De alguma forma, precisamos contabilizar nossa sabotagem à soberania alimentar, com a hiperconcentração de terras improdutivas, com o uso de agrotóxicos e transgênicos proibitivos em outros países, além da desertificação ambiental, em curso no Brasil. Tudo isso alinhando-se com uma economia primário-exportadora de commodities, refém dos preços do mercado internacional e da insuficiência alimentar da sua própria população. Essa questão requer uma reflexão urgente a ser feita com a sociedade. Principalmente, quando áreas de petróleo e gás, recém descobertas na foz do rio Amazonas, são anunciadas como promessas de riqueza e emprego, pelo presidente Lula no G20.

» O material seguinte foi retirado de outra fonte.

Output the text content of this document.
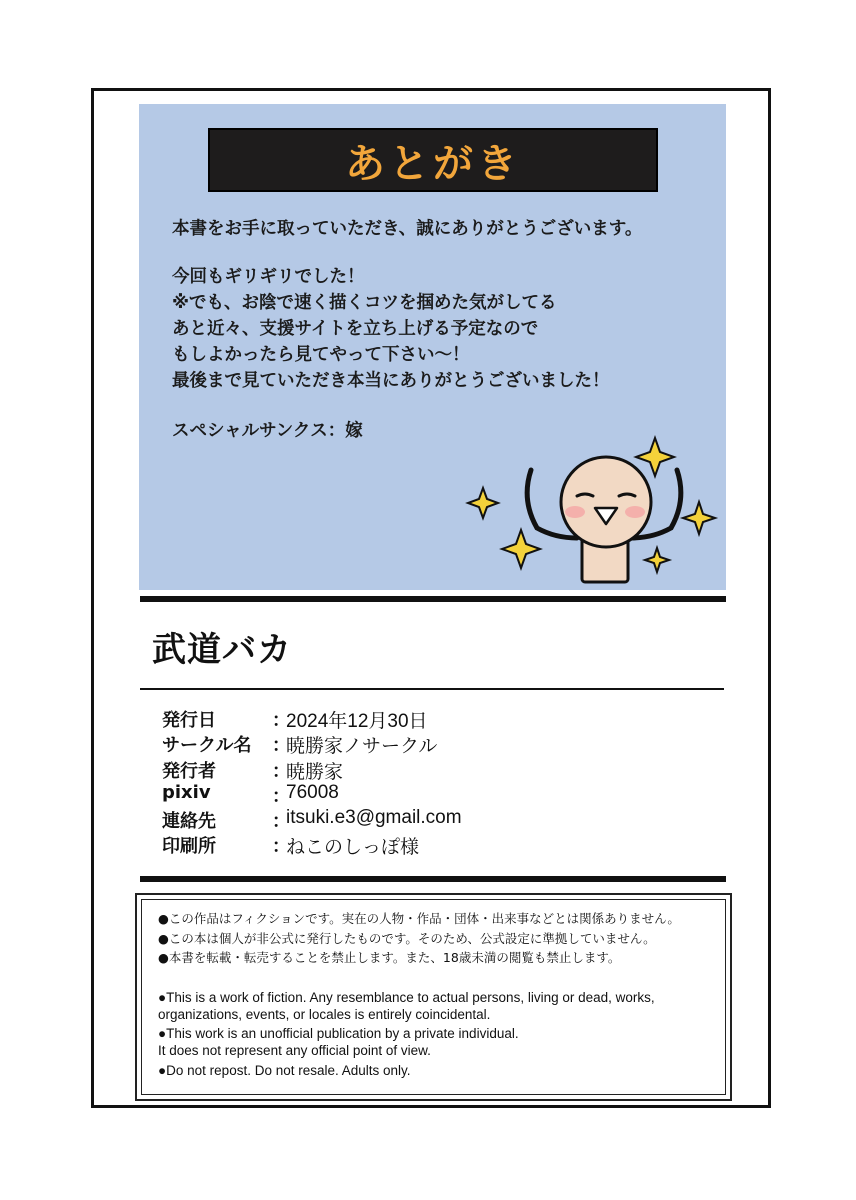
あとがき
本書をお手に取っていただき、誠にありがとうございます。
今回もギリギリでした！
※でも、お陰で速く描くコツを掴めた気がしてる
あと近々、支援サイトを立ち上げる予定なので
もしよかったら見てやって下さい〜！
最後まで見ていただき本当にありがとうございました！
スペシャルサンクス：嫁
武道バカ
発行日	：
2024年12月30日
サークル名 ：
暁勝家ノサークル
発行者	：
暁勝家
pixiv	：
76008
連絡先	：
itsuki.e3@gmail.com
印刷所	：
ねこのしっぽ様
●この作品はフィクションです。実在の人物・作品・団体・出来事などとは関係ありません。
●この本は個人が非公式に発行したものです。そのため、公式設定に準拠していません。
●本書を転載・転売することを禁止します。また、18歳未満の閲覧も禁止します。
●This is a work of fiction. Any resemblance to actual persons, living or dead, works,
organizations, events, or locales is entirely coincidental.
●This work is an unofficial publication by a private individual.
It does not represent any official point of view.
●Do not repost. Do not resale. Adults only.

A campanha pró-marco temporal está vinculada ao tráfico de influência de setores empresariais que financiam parlamentares para manter esquemas contínuos de corrupção institucional. Do outro lado, o empasse da restituição econômica coloca o agro como credor do Estado e as suas receitas, dentro da esfera da “ilegalidade”. As indenizações também são prometidas às comunidades, o que contraditoriamente, aponta um entrave ao cumprimento do teto de gastos ao direito. O Judiciário decide favoravelmente ao cumprimento, mas o Legislativo e a sua bancada do agro, buscam soluções contornáveis impedi-la.

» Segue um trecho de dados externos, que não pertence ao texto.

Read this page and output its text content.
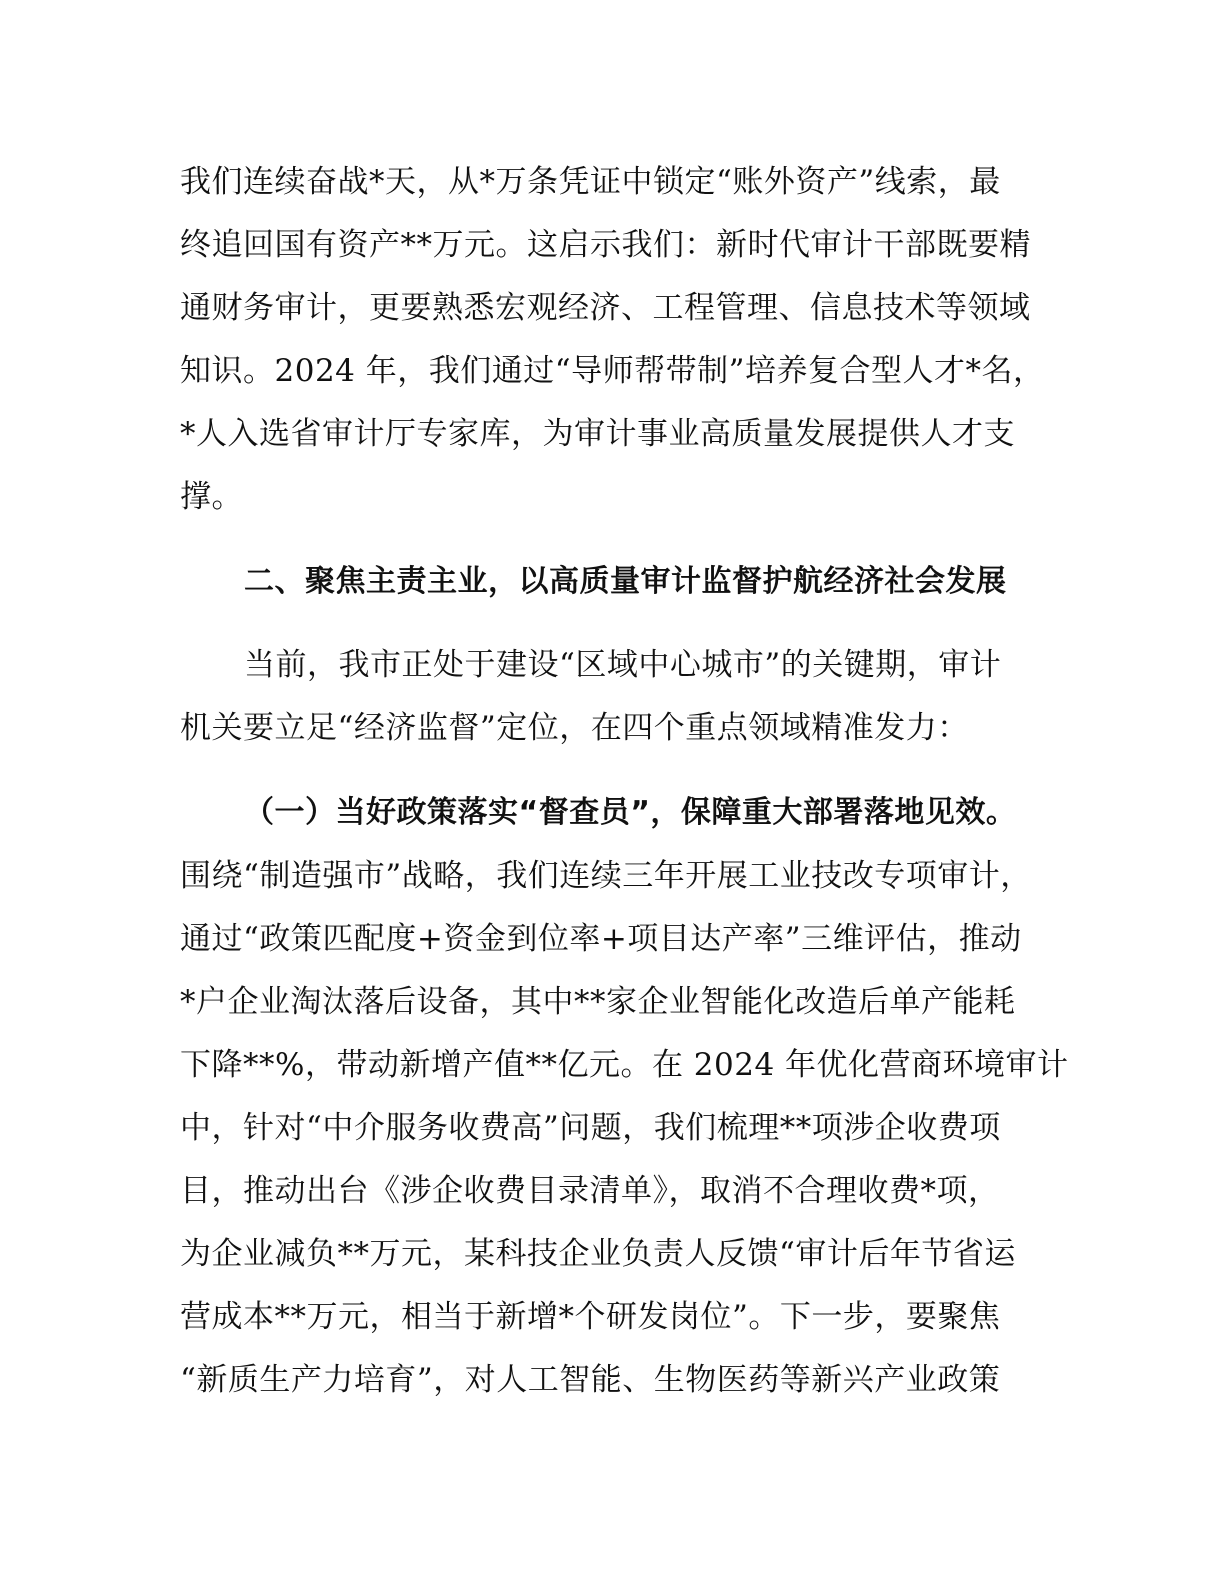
我们连续奋战*天，从*万条凭证中锁定“账外资产”线索，最
终追回国有资产**万元。这启示我们：新时代审计干部既要精
通财务审计，更要熟悉宏观经济、工程管理、信息技术等领域
知识。2024 年，我们通过“导师帮带制”培养复合型人才*名，
*人入选省审计厅专家库，为审计事业高质量发展提供人才支
撑。
二、聚焦主责主业，以高质量审计监督护航经济社会发展
当前，我市正处于建设“区域中心城市”的关键期，审计
机关要立足“经济监督”定位，在四个重点领域精准发力：
（一）当好政策落实“督查员”，保障重大部署落地见效。
围绕“制造强市”战略，我们连续三年开展工业技改专项审计，
通过“政策匹配度+资金到位率+项目达产率”三维评估，推动
*户企业淘汰落后设备，其中**家企业智能化改造后单产能耗
下降**%，带动新增产值**亿元。在 2024 年优化营商环境审计
中，针对“中介服务收费高”问题，我们梳理**项涉企收费项
目，推动出台《涉企收费目录清单》，取消不合理收费*项，
为企业减负**万元，某科技企业负责人反馈“审计后年节省运
营成本**万元，相当于新增*个研发岗位”。下一步，要聚焦
“新质生产力培育”，对人工智能、生物医药等新兴产业政策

Rumos contornáveis à sustentabilidade ambiental
Considerando as atividades ilegais por trás de 90% do desmatamento da Amazônia, como garimpo ilegal, monocultura, agropecuária e tráfico de drogas, é fundamental avaliar a contribuição do setor agropecuário em contraste com outros setores para o PIB brasileiro. O setor agrícola, por exemplo, recolhe muito pouco, apenas 16,3 mil em exportações, representando 5,4% do PIB, em contraste com o setor industrial (25,5%) e o setor de serviços (52,4%). Esses dados ressaltam a complexidade das alianças entre os setores econômicos e destacam a necessidade de uma abordagem política abrangente que não recorra às práticas de neoextrativismo, que deixa a iniciativa privada para passa a ser praticada pelo Estado.
Uma vez disse Millôr Fernandes sobre o Brasil ter um passado enorme à sua frente. Sabendo disso, a maioria conservadora no congresso tem explorado a situação desfavorável do governo, determinando ajustes na agenda ambiental por meio de um presidencialismo de coalizão. Assim, perpetuam-se práticas de dependência política da bancada ruralista, da bala e da bíblia, criando releituras escatológicas que remetem a um passado de continuidades, com a manutenção de tutelas indianistas pelo Estado, pelos genocídios que passam impunes desde antes da ditadura militar.
Nesse sentido, torna-se mais evidente como a dimensão da propriedade molda diversas perspectivas para sustentar seus monopólios. Defender o monopólio do agro, é, de certa forma, colonizar também o uso da razão neoliberal, que explora povos e recursos naturais, recebendo incentivos substanciais para isso.
Levantar uma defesa justa e igualitária significa ir além dos excepcionalismos que excedem o discurso étnico de proteção e reconhecimento, por meio do direito. Tudo isso em prol de um desenvolvimento financeiro que já nasce fadado ao fracasso desde o início, e que parece negligenciar o esgotamento em potencial de nossos recursos básicos às custas do sacrifício alimentar e desenvolvimentista do nosso país.
* Advogada e Professora especializada, com mestrado em Direito pela Universidade La Salle e formação pela PUCRS. Especialização em pesquisa empírica nas áreas de trabalho, democracia e política e Membro do GPTC/USP e GPTC/UFRGS.
** Este é um texto de opinião. A visão da autora não necessariamente expressa a linha editorial do jornal Brasil de Fato.